Alexander Pushkin is considered by many to be Russia’s national poet. His contribution to Russian literature is said to be immense. His style moved from the conventional romanticism of the day, where he wrote a great deal about love, friendship, and the good life, to an accessible realism typified in the novel length and somewhat biographical poem, “Eugene Onegin.” His humorous, irreverent writing has a ‘naturalness of expression.’ Another popular novel-length poem is his political novel, Boris Godunov.
Pushkin was born during the time of Napoleon Bonaparte’s invasions of Egypt and George Washington’s death. Russia established peace with England and France, and there was an industrial revolution in the west.
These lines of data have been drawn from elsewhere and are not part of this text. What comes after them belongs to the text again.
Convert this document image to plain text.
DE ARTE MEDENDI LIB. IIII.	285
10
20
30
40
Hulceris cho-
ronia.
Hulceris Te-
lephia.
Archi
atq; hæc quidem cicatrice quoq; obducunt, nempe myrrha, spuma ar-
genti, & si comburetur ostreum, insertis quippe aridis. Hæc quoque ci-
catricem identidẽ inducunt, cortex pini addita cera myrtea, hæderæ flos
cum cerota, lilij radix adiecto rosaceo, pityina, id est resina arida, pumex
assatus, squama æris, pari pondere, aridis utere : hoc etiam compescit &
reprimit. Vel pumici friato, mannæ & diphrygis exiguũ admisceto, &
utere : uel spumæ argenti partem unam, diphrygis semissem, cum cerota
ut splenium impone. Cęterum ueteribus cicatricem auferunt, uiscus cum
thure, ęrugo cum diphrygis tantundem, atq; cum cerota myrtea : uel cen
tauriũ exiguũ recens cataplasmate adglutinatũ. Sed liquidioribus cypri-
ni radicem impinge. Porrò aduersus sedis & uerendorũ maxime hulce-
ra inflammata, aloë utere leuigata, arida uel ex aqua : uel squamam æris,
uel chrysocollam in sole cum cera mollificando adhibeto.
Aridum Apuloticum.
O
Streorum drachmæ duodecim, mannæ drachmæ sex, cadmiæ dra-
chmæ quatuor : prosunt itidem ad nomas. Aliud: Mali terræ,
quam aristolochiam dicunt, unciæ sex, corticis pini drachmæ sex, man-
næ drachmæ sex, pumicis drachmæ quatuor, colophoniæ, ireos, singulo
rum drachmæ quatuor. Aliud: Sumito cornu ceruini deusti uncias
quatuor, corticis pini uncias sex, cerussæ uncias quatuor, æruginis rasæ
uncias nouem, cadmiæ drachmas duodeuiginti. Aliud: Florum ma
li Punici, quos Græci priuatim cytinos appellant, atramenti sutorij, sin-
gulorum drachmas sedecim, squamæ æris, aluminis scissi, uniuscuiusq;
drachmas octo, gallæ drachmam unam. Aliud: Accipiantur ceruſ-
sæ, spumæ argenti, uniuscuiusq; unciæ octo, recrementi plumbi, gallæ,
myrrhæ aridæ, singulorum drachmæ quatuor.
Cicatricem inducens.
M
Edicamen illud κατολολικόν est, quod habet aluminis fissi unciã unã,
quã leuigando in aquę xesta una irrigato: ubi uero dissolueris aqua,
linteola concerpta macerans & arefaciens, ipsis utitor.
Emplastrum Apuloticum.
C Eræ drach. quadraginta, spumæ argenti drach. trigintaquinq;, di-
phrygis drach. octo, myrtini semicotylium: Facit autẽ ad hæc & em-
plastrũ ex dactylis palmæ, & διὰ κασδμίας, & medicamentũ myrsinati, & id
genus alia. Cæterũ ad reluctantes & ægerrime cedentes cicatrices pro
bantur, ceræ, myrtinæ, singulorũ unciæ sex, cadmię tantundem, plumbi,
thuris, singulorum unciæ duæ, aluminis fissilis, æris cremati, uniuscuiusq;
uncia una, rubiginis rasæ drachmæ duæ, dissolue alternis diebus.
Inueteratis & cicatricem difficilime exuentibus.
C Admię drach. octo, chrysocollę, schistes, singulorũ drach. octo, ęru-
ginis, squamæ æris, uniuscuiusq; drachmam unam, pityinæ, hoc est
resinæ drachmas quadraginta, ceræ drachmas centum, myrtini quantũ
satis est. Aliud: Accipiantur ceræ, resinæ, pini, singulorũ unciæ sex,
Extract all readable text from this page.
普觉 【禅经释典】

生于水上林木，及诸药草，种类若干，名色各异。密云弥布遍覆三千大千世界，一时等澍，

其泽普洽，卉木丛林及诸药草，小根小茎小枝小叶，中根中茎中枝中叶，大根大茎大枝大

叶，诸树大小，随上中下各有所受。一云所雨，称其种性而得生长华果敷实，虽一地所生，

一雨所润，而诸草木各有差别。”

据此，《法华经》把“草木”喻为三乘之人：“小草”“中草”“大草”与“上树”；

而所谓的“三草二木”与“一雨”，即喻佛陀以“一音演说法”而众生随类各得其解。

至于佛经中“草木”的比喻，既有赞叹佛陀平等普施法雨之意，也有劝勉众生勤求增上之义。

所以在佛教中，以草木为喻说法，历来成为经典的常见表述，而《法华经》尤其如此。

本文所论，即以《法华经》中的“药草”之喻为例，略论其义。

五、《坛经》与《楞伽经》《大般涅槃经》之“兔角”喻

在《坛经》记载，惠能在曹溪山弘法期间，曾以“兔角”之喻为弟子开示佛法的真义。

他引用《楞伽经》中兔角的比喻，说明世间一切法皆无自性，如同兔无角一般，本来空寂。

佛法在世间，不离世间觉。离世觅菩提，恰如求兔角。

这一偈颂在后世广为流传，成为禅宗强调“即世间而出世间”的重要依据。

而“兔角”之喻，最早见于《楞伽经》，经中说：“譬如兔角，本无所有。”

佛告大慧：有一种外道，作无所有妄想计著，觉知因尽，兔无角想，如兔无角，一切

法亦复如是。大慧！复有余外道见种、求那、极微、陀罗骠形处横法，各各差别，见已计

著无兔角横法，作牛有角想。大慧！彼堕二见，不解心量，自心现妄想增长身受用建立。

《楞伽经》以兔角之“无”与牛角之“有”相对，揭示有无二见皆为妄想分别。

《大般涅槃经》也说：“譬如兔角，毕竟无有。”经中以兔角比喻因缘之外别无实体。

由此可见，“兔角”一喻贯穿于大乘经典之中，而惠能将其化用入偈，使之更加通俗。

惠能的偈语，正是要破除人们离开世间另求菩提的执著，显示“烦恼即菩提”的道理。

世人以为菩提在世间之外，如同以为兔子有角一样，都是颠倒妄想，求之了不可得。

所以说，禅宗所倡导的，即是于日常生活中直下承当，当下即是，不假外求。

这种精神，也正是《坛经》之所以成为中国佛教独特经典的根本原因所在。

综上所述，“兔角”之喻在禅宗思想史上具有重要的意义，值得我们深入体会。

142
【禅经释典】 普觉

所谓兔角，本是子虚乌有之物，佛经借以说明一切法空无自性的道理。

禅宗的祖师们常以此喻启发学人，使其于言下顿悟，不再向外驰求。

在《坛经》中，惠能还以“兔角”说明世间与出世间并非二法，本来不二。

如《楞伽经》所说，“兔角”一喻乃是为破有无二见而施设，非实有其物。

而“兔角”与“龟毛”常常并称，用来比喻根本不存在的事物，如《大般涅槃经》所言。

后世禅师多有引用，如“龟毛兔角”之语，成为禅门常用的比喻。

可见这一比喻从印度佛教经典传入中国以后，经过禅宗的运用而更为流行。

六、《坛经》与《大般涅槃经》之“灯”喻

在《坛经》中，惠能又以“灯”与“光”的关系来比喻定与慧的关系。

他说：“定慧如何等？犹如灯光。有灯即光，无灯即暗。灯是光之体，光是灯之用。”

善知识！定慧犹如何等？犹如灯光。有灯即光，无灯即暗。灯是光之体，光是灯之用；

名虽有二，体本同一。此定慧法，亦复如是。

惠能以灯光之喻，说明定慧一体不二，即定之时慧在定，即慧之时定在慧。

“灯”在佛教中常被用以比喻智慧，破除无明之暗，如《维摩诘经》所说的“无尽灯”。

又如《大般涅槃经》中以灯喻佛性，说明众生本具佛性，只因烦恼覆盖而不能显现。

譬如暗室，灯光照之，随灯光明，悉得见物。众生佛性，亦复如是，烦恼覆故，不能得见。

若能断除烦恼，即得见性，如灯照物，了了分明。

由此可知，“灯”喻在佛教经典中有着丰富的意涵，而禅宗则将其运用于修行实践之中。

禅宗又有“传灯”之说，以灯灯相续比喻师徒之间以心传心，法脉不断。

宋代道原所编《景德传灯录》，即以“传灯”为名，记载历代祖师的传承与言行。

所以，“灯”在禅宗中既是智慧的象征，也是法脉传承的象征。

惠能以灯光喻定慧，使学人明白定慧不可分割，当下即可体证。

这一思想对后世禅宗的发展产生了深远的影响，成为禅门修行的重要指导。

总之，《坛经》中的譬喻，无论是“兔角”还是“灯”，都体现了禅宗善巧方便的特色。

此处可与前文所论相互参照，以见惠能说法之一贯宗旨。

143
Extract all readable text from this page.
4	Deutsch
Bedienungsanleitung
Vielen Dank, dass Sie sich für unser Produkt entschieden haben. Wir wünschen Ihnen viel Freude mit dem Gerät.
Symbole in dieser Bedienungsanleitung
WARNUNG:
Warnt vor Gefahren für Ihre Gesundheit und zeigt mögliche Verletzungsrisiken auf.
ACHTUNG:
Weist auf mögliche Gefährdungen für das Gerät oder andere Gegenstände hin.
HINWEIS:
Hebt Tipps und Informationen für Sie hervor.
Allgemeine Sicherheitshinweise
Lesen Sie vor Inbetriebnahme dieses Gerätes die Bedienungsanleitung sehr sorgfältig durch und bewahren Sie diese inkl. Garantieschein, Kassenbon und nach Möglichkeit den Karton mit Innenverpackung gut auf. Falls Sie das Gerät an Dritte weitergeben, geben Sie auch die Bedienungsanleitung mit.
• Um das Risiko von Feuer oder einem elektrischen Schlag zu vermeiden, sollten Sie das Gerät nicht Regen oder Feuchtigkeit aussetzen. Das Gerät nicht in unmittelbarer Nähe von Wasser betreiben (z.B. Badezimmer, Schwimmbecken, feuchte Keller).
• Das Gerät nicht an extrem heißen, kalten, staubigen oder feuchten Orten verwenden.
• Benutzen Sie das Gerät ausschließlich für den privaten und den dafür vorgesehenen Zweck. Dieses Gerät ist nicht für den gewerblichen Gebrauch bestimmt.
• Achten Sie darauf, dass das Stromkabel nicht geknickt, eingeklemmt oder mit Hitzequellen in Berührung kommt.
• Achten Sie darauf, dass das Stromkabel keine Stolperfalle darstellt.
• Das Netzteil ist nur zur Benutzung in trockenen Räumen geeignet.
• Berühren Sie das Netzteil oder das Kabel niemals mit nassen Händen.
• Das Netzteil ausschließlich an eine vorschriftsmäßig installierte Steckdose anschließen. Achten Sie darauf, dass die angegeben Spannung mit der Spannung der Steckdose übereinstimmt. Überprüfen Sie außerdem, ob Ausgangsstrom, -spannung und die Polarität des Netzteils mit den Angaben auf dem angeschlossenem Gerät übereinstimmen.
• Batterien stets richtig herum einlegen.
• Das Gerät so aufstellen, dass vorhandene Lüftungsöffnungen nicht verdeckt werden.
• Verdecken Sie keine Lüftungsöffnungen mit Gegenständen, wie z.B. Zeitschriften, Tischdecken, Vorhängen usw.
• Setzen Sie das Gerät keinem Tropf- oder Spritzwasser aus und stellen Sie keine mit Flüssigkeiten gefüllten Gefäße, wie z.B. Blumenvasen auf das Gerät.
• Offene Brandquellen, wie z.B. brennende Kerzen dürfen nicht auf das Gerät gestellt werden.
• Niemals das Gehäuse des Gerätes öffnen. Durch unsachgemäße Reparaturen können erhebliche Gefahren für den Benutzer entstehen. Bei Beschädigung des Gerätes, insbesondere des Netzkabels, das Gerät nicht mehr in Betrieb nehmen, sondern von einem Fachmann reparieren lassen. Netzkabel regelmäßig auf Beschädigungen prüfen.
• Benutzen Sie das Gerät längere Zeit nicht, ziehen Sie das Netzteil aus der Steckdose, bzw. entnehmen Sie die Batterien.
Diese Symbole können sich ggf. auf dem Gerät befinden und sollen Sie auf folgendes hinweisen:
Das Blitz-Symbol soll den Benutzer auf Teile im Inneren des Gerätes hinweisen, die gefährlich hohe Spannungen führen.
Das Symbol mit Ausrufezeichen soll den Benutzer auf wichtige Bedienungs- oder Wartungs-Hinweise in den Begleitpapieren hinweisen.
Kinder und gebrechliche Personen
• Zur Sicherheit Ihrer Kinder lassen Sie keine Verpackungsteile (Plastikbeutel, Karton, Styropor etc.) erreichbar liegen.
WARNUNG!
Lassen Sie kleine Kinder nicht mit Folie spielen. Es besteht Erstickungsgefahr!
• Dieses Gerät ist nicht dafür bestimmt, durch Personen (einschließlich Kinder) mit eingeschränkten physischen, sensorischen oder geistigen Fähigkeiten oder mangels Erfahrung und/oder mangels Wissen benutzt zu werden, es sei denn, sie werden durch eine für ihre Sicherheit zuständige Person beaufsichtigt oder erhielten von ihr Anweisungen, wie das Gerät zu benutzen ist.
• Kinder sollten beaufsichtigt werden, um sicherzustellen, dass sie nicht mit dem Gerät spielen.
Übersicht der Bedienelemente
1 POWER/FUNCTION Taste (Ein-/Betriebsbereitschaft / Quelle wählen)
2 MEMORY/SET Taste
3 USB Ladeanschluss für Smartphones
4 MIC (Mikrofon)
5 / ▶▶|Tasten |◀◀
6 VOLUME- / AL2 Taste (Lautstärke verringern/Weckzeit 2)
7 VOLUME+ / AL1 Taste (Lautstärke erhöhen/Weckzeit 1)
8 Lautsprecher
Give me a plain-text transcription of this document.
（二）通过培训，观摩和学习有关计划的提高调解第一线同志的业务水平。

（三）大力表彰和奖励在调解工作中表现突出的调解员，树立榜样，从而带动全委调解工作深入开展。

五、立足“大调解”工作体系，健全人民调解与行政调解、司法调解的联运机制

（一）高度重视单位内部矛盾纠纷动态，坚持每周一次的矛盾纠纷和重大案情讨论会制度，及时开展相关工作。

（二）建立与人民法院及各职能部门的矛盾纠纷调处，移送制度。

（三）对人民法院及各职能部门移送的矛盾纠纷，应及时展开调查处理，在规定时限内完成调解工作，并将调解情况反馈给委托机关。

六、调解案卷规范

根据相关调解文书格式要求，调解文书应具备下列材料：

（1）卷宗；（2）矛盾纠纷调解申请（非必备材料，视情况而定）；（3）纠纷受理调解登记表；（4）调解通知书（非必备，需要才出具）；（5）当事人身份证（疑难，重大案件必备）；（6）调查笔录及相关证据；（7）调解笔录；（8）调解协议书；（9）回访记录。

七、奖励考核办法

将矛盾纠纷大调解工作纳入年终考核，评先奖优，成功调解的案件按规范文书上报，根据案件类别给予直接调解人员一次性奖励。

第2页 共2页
He was the son of Sergei Lvovich Pushkin, an aristocrat in a position as an officer of the Imperial Guard, and his mother was the granddaughter of Peter the Great’s ‘favorite Negro,’ the Moor, Ibrahim Hannibal/ Abraham Petrovich, the ‘Negro of Abyssinia (i.e., Eritrea),’ Nadejda/Nadezhda Ossipovan Hannibal.
He grew up during the west’s educational reforms and Russia’s deteriorating social structure, and when the Zulu military was reinvented under Tshaka Zulu. He lived at the end of the revolutionary period and the Golden Age of Enlightenment—the period of a politically restrictive serfdom, economically chaotic, morally open, and socially pretentious and frivolous Romanticism. The period of the Russian nobles and Serfdom was nearly as descriptive as the same period in the U. S. with the landed gentry and slavery.
Pushkin spent a number of years in exile because of his political beliefs. He died at an early age in a classic duel.